Should tx_drop be dropped from the ethtool -S list for the same reason?

[ ... ]

> + { "tx_aged", SCNT_TX_AGED },
> + { "tx_bufdrop", SCNT_TX_BUFDROP },

tx_aged is also summed into stats->tx_dropped in
lan9645x_stats_get_stats64(), so does it fall under the same duplicate-uAPI
concern as tx_drop?

A related question about tx_bufdrop: if SCNT_TX_BUFDROP represents transmit
frames dropped due to buffer exhaustion, why is it not included in
stats->tx_dropped alongside SCNT_TX_DROP and SCNT_TX_AGED?

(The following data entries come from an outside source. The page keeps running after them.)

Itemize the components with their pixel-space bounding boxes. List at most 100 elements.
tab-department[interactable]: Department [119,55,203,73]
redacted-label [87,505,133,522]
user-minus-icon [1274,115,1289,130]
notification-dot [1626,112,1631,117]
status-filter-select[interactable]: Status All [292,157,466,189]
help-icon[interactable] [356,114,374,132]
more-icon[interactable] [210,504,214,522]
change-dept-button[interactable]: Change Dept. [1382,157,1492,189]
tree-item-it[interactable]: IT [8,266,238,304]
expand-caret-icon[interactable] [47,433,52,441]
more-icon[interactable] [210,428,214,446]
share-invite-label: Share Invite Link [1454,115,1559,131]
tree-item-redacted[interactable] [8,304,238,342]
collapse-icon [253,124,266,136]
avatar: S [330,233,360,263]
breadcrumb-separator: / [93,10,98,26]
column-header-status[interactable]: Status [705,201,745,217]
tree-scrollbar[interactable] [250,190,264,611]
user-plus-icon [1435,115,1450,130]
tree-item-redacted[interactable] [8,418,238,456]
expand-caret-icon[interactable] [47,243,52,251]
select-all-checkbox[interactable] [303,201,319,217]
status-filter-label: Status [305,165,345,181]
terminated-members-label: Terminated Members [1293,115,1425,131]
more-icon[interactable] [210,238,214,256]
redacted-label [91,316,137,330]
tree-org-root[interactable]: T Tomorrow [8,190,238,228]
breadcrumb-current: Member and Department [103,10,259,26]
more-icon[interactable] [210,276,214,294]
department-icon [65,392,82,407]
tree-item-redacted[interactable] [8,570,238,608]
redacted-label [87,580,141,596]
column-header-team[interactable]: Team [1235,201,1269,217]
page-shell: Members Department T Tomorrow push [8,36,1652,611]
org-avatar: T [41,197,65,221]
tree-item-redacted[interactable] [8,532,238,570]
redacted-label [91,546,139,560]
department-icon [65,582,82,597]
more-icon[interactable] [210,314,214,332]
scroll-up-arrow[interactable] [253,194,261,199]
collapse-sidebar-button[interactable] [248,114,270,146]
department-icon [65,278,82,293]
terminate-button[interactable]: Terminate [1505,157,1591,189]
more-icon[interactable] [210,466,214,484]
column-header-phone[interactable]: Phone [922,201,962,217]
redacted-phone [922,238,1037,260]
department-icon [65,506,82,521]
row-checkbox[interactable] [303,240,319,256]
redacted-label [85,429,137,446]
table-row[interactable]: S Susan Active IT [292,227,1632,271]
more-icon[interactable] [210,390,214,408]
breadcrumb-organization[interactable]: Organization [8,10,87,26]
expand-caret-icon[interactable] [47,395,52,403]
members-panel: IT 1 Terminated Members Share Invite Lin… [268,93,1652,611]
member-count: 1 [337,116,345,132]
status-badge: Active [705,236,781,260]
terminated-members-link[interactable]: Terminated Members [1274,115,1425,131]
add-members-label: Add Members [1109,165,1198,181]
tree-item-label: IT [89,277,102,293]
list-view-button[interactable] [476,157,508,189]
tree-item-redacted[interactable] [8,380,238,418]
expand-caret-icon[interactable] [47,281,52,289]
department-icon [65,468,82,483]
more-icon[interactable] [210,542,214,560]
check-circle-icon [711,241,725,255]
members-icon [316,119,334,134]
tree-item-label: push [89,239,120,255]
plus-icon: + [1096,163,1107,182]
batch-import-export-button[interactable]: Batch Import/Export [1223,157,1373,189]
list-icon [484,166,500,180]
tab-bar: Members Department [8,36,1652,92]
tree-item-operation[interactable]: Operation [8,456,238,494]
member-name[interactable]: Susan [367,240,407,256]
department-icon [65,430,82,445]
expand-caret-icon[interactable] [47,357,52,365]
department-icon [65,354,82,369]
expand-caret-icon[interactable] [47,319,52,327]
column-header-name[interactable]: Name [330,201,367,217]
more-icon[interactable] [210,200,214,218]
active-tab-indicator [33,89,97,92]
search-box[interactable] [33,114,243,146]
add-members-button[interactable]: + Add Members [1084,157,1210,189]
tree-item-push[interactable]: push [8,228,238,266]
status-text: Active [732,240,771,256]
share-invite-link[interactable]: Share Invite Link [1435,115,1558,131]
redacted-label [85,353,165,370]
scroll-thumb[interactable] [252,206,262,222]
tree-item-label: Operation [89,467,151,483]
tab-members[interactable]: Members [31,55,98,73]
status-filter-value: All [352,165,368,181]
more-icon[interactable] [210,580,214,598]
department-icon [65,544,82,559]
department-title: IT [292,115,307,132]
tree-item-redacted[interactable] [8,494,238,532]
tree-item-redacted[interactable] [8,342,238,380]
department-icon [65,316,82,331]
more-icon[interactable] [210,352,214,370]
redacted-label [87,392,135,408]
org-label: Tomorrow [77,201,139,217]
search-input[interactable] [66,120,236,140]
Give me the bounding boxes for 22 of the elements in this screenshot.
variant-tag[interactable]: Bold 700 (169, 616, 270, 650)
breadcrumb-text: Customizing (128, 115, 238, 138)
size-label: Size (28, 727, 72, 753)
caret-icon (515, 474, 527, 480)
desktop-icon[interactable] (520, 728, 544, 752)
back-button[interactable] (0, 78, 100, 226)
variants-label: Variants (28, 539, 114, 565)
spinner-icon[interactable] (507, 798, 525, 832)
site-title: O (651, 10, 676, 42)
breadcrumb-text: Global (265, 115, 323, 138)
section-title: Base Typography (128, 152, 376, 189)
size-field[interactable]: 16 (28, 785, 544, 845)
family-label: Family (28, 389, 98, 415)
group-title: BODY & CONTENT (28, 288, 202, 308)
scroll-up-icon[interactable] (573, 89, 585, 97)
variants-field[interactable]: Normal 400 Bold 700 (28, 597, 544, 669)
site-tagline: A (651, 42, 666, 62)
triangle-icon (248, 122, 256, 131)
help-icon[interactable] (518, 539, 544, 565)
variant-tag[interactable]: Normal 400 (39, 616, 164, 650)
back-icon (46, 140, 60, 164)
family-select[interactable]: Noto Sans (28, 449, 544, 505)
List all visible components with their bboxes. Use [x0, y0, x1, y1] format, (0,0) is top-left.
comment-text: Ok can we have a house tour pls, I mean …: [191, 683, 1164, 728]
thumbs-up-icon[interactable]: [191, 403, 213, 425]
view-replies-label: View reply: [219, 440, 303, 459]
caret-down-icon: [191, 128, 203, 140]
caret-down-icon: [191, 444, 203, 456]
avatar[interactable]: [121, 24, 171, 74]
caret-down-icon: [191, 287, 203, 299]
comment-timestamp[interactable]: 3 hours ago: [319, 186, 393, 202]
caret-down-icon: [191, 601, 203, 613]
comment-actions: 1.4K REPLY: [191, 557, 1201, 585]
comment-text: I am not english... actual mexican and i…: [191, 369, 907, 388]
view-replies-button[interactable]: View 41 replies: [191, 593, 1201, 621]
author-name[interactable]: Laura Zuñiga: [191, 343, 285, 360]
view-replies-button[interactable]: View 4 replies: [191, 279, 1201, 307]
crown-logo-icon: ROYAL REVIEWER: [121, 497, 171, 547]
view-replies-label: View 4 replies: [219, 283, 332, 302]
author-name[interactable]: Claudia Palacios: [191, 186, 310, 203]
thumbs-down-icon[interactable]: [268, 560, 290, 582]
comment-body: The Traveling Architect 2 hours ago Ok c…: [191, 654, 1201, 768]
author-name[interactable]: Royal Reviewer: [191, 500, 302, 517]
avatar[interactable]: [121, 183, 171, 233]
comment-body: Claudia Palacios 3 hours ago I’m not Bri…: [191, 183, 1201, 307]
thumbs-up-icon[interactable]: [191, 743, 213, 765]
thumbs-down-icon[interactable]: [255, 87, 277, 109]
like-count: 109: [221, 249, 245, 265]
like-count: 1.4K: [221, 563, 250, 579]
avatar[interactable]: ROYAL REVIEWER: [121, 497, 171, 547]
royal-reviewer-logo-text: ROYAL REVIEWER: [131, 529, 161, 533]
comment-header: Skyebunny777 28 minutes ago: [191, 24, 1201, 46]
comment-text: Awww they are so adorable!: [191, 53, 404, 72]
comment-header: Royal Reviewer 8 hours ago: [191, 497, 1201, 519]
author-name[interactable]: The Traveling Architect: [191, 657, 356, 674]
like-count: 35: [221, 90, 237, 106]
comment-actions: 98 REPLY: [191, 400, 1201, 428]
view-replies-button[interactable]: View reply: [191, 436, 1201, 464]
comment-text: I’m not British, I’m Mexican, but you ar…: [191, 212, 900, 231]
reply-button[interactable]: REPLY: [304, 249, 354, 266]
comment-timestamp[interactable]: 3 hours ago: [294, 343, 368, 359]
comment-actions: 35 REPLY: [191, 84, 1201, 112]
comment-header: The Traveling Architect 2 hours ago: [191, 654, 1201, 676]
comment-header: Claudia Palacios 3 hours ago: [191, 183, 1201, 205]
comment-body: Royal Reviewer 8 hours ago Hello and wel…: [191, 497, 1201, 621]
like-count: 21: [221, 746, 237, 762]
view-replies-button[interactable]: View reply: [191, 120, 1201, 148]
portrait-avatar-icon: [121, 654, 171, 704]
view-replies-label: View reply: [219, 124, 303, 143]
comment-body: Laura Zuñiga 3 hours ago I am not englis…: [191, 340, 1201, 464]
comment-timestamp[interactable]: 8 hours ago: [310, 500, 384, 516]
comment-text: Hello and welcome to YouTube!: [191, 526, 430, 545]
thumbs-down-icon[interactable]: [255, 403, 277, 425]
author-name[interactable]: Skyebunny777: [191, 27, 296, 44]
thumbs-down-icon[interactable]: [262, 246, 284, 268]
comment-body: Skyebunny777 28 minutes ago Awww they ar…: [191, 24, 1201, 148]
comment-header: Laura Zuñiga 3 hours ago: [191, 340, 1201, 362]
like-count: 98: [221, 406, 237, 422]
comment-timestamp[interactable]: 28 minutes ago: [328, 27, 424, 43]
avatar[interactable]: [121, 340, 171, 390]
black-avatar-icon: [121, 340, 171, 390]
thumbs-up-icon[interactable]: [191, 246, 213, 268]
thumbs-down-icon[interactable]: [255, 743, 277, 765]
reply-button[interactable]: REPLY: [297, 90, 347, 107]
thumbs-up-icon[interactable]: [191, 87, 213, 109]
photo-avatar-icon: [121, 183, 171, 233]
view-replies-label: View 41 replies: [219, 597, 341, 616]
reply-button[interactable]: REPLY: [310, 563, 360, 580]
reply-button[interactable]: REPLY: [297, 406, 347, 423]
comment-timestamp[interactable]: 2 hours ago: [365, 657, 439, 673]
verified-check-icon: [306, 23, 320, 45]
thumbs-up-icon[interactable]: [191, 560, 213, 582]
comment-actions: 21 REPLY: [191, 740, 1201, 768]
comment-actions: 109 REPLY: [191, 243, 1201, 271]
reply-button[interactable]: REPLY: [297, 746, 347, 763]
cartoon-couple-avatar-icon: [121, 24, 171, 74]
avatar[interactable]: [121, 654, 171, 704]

stats->tx_dropped = c[SCNT_TX_DROP] + c[SCNT_TX_AGED];

If tx_bufdrop is in fact a transmit-drop cause, would users of
ip -s link show see an under-reported tx_dropped relative to the private
ethtool counter?

> + { "dr_local", SCNT_DR_LOCAL },
> + { "dr_tail", SCNT_DR_TAIL },

dr_local and dr_tail are also fed into stats->rx_dropped:

stats->rx_dropped = c[SCNT_RX_LONG] +
c[SCNT_DR_LOCAL] +
c[SCNT_DR_TAIL] +
...

Would it be appropriate to drop these from the ethtool -S list as well,
given they are already aggregated into the standard rx_dropped counter?

[ ... ]

> +};

[ ... ]

> +static void lan9645x_check_stats_work(struct work_struct *work)
> +{
> + struct delayed_work *del_work = to_delayed_work(work);
> + struct lan9645x_stats *stats;
> +
> + stats = container_of(del_work, struct lan9645x_stats, work);
> +
> + lan9645x_stats_update(stats->lan9645x);
> +
> + queue_delayed_work(stats->queue, &stats->work,
> + LAN9645X_STATS_CHECK_DELAY);
> +}

The commit message says this worker "update[s] it frequently to handle
overflows in hardware."

Looking at lan9645x_stats_add_cnt():

static inline void lan9645x_stats_add_cnt(u64 *cnt, u32 val)
{
if (val < (*cnt & U32_MAX))
*cnt += (u64)1 << 32; /* value has wrapped */

*cnt = (*cnt & ~(u64)U32_MAX) + val;
}

this compensates for at most one 32-bit wrap per polling interval. If two
or more wraps happen between reads, the low-half comparison no longer
detects the missed wrap and the 64-bit counter silently loses 2^32 per
missed wrap.

At the chip's 2.5 Gbps line rate (LAN9645X_SPEED_2500 in lan9645x_main.h),
a 32-bit byte counter wraps roughly every 13.7 s, so two wraps happen in
about 27.5 s. The polling interval is LAN9645X_STATS_CHECK_DELAY = 3 * HZ,
but there is no upper bound on the actual elapsed time between reads:
delayed work can be stretched by system suspend/resume, heavy CPU load, or
regmap/SPI contention.

Would it be worthwhile to either bound the worst-case polling gap
(e.g. a suspend/resume hook that forces a read, or a timestamp-based
sanity check that detects a stretched interval and logs a warning) so
that rx_bytes/tx_bytes reported to ndo_get_stats64 and ethtool cannot
silently undercount by multiples of 2^32?